Military courtesy sometimes amused Reed, sometimes affronted him. Sergeant Dressier had seen active duty during the closing days of World War II as a tanker, served the country during the Korean conflict, been retired during the Viet Nam conflict and now — in his sixties — was once again in uniform. That a man of Dressler’s age and experience should step aside for him — Reed — seemed somehow wrong.
But it was too late to change any of that, Reed thought, walking up the aisle toward the front of the church. “Ten-hut!” Dressier snapped.

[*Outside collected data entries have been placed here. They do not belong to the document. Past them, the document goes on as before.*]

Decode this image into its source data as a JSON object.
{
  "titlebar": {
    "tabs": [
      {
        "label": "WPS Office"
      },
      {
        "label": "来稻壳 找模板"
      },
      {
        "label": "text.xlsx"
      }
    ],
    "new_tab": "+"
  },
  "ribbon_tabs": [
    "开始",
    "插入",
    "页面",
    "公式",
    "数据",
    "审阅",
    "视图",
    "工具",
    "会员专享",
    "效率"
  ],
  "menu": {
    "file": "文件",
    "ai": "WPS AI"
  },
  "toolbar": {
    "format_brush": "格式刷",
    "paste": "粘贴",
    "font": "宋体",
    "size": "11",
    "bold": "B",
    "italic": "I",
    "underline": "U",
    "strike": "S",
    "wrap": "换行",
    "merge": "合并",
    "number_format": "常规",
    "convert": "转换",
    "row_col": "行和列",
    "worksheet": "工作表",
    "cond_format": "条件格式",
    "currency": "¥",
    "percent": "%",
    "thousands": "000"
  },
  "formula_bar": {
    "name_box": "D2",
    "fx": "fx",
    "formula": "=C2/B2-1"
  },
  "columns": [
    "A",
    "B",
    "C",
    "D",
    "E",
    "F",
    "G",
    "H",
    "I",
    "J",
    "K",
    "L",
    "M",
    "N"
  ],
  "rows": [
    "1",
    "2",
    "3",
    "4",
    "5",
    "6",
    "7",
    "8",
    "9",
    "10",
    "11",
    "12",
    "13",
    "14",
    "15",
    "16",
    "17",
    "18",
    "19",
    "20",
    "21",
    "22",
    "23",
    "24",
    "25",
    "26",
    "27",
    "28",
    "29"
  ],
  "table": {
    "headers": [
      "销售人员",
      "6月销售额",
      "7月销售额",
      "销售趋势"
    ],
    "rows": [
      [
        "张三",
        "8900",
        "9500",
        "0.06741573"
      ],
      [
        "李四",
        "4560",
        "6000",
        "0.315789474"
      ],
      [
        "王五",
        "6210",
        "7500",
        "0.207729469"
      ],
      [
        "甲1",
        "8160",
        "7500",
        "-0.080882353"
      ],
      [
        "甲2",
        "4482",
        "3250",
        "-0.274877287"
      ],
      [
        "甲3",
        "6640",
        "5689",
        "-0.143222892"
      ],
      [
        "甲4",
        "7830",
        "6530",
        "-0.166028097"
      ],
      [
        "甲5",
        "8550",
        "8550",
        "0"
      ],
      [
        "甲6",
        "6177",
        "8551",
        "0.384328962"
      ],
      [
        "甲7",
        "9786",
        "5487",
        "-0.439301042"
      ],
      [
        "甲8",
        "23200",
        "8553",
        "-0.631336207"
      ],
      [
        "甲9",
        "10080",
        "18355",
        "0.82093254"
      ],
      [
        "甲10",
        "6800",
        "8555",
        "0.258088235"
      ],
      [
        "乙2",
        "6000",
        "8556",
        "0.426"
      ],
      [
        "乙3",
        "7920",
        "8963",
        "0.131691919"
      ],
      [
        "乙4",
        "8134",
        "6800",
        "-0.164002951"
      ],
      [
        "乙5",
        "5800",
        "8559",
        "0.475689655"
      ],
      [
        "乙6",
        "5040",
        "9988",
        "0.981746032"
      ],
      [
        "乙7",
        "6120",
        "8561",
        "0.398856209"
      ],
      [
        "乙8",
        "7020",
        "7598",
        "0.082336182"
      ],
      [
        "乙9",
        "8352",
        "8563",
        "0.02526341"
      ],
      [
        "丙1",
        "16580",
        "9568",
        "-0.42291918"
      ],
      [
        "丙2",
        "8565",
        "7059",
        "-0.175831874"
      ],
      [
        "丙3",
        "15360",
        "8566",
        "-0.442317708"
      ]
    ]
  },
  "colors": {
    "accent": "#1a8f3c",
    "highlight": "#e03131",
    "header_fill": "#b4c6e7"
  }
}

Reed shook his head, “As you were—take your seats, gentlemen.” Ten other men sat in the first pews on each side of the aisle. Reed stepped up the three low steps leading to the pulpit, just short of entering it. Reed stood beside it instead, feeling odd wearing a pistol on his hip. “All of you were told before volunteering that this was likely a suicide mission. Rourke couldn’t get too specific on the radio—but I’ve talked with him often enough. Apparently the Russians have some move afoot to destroy what was called the Eden Project. Our earth—well, we told you that, too. In six days at the most, perhaps at dawn tomorrow, the sky will catch fire, the atmosphere will all but completely burn away and the earth itself will burn. We’ll all die then anyway. But apparently the Russians have some system for surviving it somewhere. My guess is the old Norad headquarters at Cheyenne Mountain but we won’t know that until we rendezvous with Rourke and his force. It’s our job to knock out the Russian base, so they can’t survive the holocaust. Otherwise, when the 138 people of the Eden Project return to earth, the KGB’ll be waiting for them, to shoot down the space shuttles before they land. And the Russians will have won it all, Communism will have the ultimate triumph. We owe it to the future, if there is one, and to every man and woman alive today or whoever lived, whoever sacrificed life or security or pleasure to defend the ideal of freedom—we owe it to all of them not to let Communism win, not to let the KGB be the masters of earth. And dying fighting for that is a hell of a lot better—” and he felt sorry for the word, remembering suddenly he stood in a church—”a lot better than being incinerated when the end comes. Are there any questions?”